You want to be the best of the best, and you want to associate with these guys, and I think that community sense in the social media world is what attracts them. So with Twitter in this building, obviously service providers that work with them or horizontally integrated firms that work in that industry will want to be in the building, and already we’re seeing that interest.

In the basement space, you’ll have tenants that want to be either close to Room & Board, which also signed there or service providers [providing the] work/live/play environment that social media and tech companies have. 

Talk about your company strategy and its fund structure.

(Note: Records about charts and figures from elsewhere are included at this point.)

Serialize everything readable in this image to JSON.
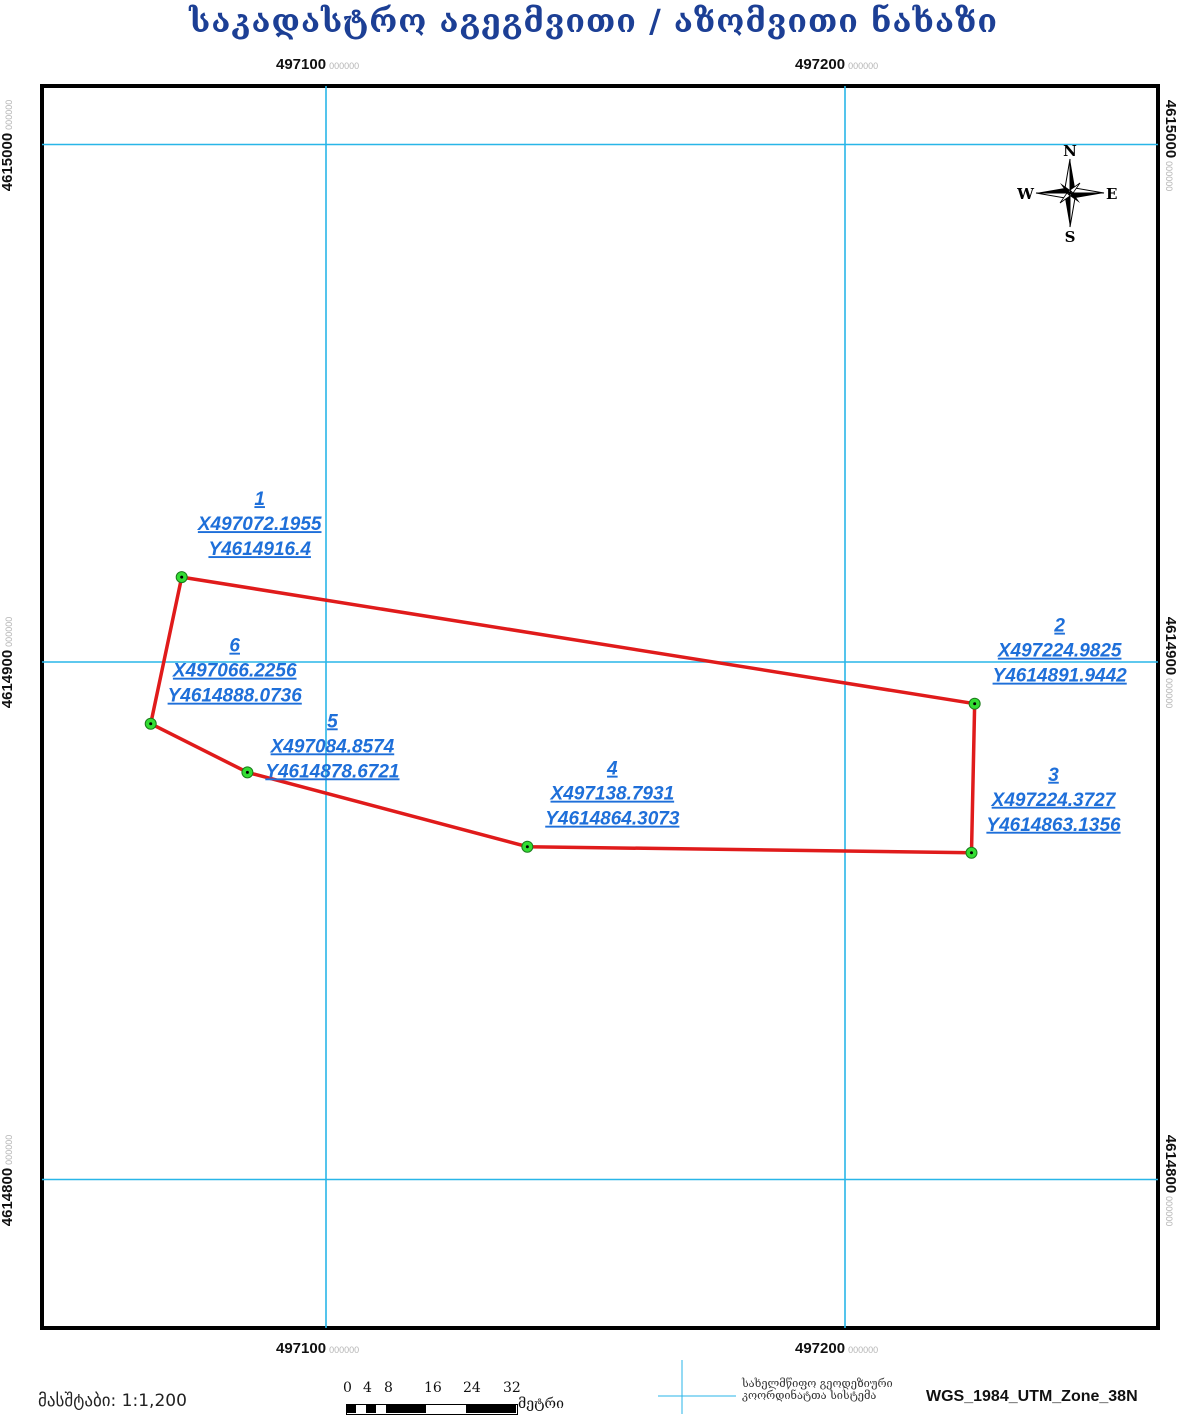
{
  "title": "საკადასტრო აგეგმვითი / აზომვითი ნახაზი",
  "grid": {
    "easting_ticks": [
      {
        "value": "497100",
        "suffix": "000000"
      },
      {
        "value": "497200",
        "suffix": "000000"
      }
    ],
    "northing_ticks": [
      {
        "value": "4615000",
        "suffix": "000000"
      },
      {
        "value": "4614900",
        "suffix": "000000"
      },
      {
        "value": "4614800",
        "suffix": "000000"
      }
    ],
    "grid_color": "#29b6e8"
  },
  "compass": {
    "n": "N",
    "s": "S",
    "e": "E",
    "w": "W"
  },
  "parcel": {
    "boundary_color": "#e01b1b",
    "vertex_color": "#33dd33",
    "points": [
      {
        "num": "1",
        "x_label": "X497072.1955",
        "y_label": "Y4614916.4",
        "x": 497072.1955,
        "y": 4614916.4
      },
      {
        "num": "2",
        "x_label": "X497224.9825",
        "y_label": "Y4614891.9442",
        "x": 497224.9825,
        "y": 4614891.9442
      },
      {
        "num": "3",
        "x_label": "X497224.3727",
        "y_label": "Y4614863.1356",
        "x": 497224.3727,
        "y": 4614863.1356
      },
      {
        "num": "4",
        "x_label": "X497138.7931",
        "y_label": "Y4614864.3073",
        "x": 497138.7931,
        "y": 4614864.3073
      },
      {
        "num": "5",
        "x_label": "X497084.8574",
        "y_label": "Y4614878.6721",
        "x": 497084.8574,
        "y": 4614878.6721
      },
      {
        "num": "6",
        "x_label": "X497066.2256",
        "y_label": "Y4614888.0736",
        "x": 497066.2256,
        "y": 4614888.0736
      }
    ]
  },
  "footer": {
    "scale_label": "მასშტაბი: 1:1,200",
    "scalebar_ticks": [
      "0",
      "4",
      "8",
      "16",
      "24",
      "32"
    ],
    "scalebar_unit": "მეტრი",
    "crs_note": "სახელმწიფო გეოდეზიური კოორდინატთა სისტემა",
    "crs_name": "WGS_1984_UTM_Zone_38N"
  }
}
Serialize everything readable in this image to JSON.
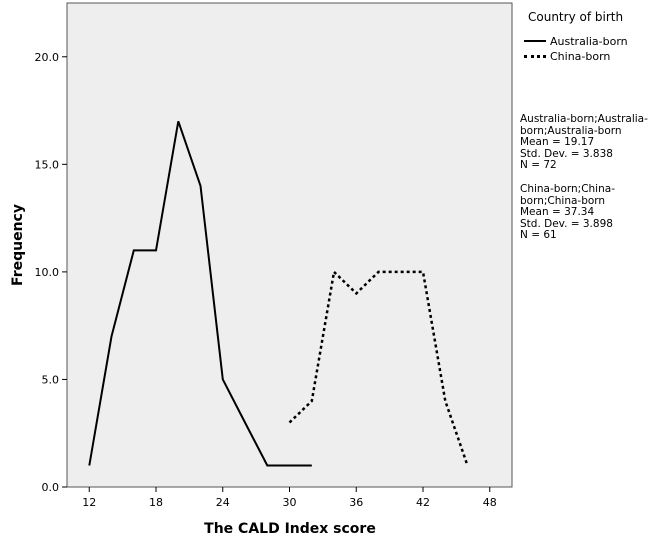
{
  "chart_data": {
    "type": "line",
    "xlabel": "The CALD Index score",
    "ylabel": "Frequency",
    "xlim": [
      10,
      50
    ],
    "ylim": [
      0,
      22.5
    ],
    "x_ticks": [
      12,
      18,
      24,
      30,
      36,
      42,
      48
    ],
    "y_ticks": [
      0.0,
      5.0,
      10.0,
      15.0,
      20.0
    ],
    "y_tick_labels": [
      "0.0",
      "5.0",
      "10.0",
      "15.0",
      "20.0"
    ],
    "grid": false,
    "legend_title": "Country of birth",
    "legend_position": "right",
    "series": [
      {
        "name": "Australia-born",
        "style": "solid",
        "color": "#000000",
        "x": [
          12,
          14,
          16,
          18,
          20,
          22,
          24,
          26,
          28,
          30,
          32
        ],
        "y": [
          1,
          7,
          11,
          11,
          17,
          14,
          5,
          3,
          1,
          1,
          1
        ]
      },
      {
        "name": "China-born",
        "style": "dotted",
        "color": "#000000",
        "x": [
          30,
          32,
          34,
          36,
          38,
          40,
          42,
          44,
          46
        ],
        "y": [
          3,
          4,
          10,
          9,
          10,
          10,
          10,
          4,
          1
        ]
      }
    ],
    "stats": [
      {
        "label": "Australia-born;Australia-born;Australia-born",
        "mean": "Mean = 19.17",
        "sd": "Std. Dev. = 3.838",
        "n": "N = 72"
      },
      {
        "label": "China-born;China-born;China-born",
        "mean": "Mean = 37.34",
        "sd": "Std. Dev. = 3.898",
        "n": "N = 61"
      }
    ]
  },
  "colors": {
    "plot_background": "#eeeeee",
    "frame": "#555555",
    "line": "#000000"
  }
}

As a natural fallout from working in a fund structure, we don’t have a long-term hold like family offices would have. Our typical lifecycle is nine years from when we raise the funds to when we dispose of assets. We’re always mindful of that at the end of the day. We look at opportunities, and we are very flexible, while in the back of our minds always knowing that at one point in time we will have to exit the asset. So within that time frame—nine years—we need to be confident enough to turn around an asset to achieve the business plan 

Your bread and butter is renovating older properties. Why is that?  

We have 400 million square feet of office space in New York. When you look at the history of Manhattan and the inventory, on average, the age of these buildings is probably 70-plus years. So when you think of New York City’s reputation as one of the premier office and professional environments in the world, where foreign and domestic capital is continuously searching for opportunities, you understand that it attracts talent, investment and the best of the best. When you have 70-year-old inventory, you can’t just keep building new stuff; you have to use what’s existing. We see that as an opportunity, because we specialize in being able to turn around old assets and bring them to today’s Class A standards and reposition them to achieve the types of work environments that these tenants are looking for today and are willing to pay the rents for. 

You’ve signed a lot of tech tenants in Downtown Manhattan. Have you noticed a shift as tech tenants are priced out of Midtown South and move further south? 

Yes. The Midtown South tenants tend to be larger and in the bright lights—your Googles and your Twitters and your Facebooks. That’s the area they want to be, because there’s that sense of community. But then you also have service providers in the tech and social media industries that support these guys.  And on the other side of the continuum, you have steady-state tech companies that do tech infrastructure, financial and legal-type firms that require a Wall Street address and don’t need to be in Midtown South.  

They are being priced out of Midtown South, but there are also tenants that are choosing to be located in Downtown Manhattan, simply because the type of businesses they support are located downtown. We’ve done close to 10 deals in the last 15 months at 100 Wall Street just for tech tenants totaling 50,000 feet, which is nearly 10 percent of its space. These are steady-state tenants, some of whom are listed. They support the infrastructure for stock exchanges, for hedge funds, for legal funds, and they require a little bit more of a corporate-type presence.   

Have you benefited from the World Trade Center site development? 

We’ve benefited tremendously. It’s a tale of two cities [downtown], because east of Broadway, you have the older generation of buildings, smaller in plate, and they appeal to service providers that don’t require 50,000-square-foot plates. We specialize in that type of building. I saw a stat that over 80 percent of leasing activity in Manhattan is less than 20,000 square feet, and that’s the sweet spot that we play in: 100 Wall Street; 5 Hanover, which we sold; 2 Rector, which we exited; and other buildings we’re looking at downtown now. How has the Trade Center coming up helped us? Anyone who wants to be located near the Trade Center and be a service provider for firms like Group M, Condé Nast and the government, they don’t need huge plates, but they like the plates that we offer in a brand new prebuild, at rents that make sense. So we’ve seen an uptick in activity.